Statement by Minister for Justice and Equality Charles Flanagan T.D.

to Seanad Eireann re: the death of Aidan McAnespie



I thank Senator Gallagher for raising this matter on this poignant day. 



The Senators will recall that Aidan McAnespie, a 24 year old man from Co. Tyrone, was fatally shot as he walked through the British Army checkpoint at Aughnacloy, on 21 February 1988.   I would say at the outset that what happened on this day thirty years ago was a devastating tragedy for Aidan McAnespie’s family and, indeed for the community at Aughnacloy.  His death was needless and I am very conscious of the continued suffering of his family. 



Given the widespread public disquiet at the death of Aidan McAnespie, the Government requested that an inquiry be carried out into the shooting and surrounding circumstances. The then Deputy Garda Commissioner, Eugene Crowley, was appointed to conduct this inquiry. However, because of fears that many people in the local community expressed to him as to their safety and security, they co-operated only and explicitly on the basis of an assurance of absolute confidentiality and that what they related to Deputy Commissioner Crowley was for the Government only.  This report was submitted to the Minister for Justice in April 1988.  To release the full content of the Crowley Report even at this stage 30 years later would be a breach of trust of the Irish Government to those parties.


In 2002 the Government approved an outline summary of the Crowley report’s conclusions and it was provided to the McAnespie family.  At that time, detailed consideration was given to producing an edited or redacted version of the report that would be meaningful, would not compromise confidentiality and could be provided to the family.  However, given the nature of the report it did not prove possible to do so.



I have recently arranged for further copies of the limited summary and the post mortem report prepared by Prof. John Harbison to be provided to the McAnespie family through their legal representatives.
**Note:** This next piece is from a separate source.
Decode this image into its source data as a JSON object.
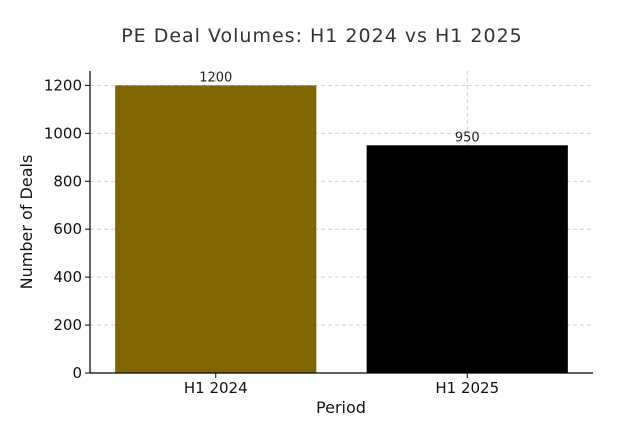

The Senators will appreciate that the Government has a persisting obligation to the commitment that was given to those people in the locality and elsewhere who co-operated with the inquiry.  Regrettably, under these circumstances it is not considered possible to publish or further disseminate the report.



It is a source of regret to me that this will inevitably be a disappointment to Aidan McAnespie’s family who suffer from his tragic loss to this very day.  However, the fact is that I must have full regard to the expectations of the many people who contributed in good faith to the Crowley inquiry on the basis of a guarantee of absolute confidentiality and to the persisting obligation in that regard.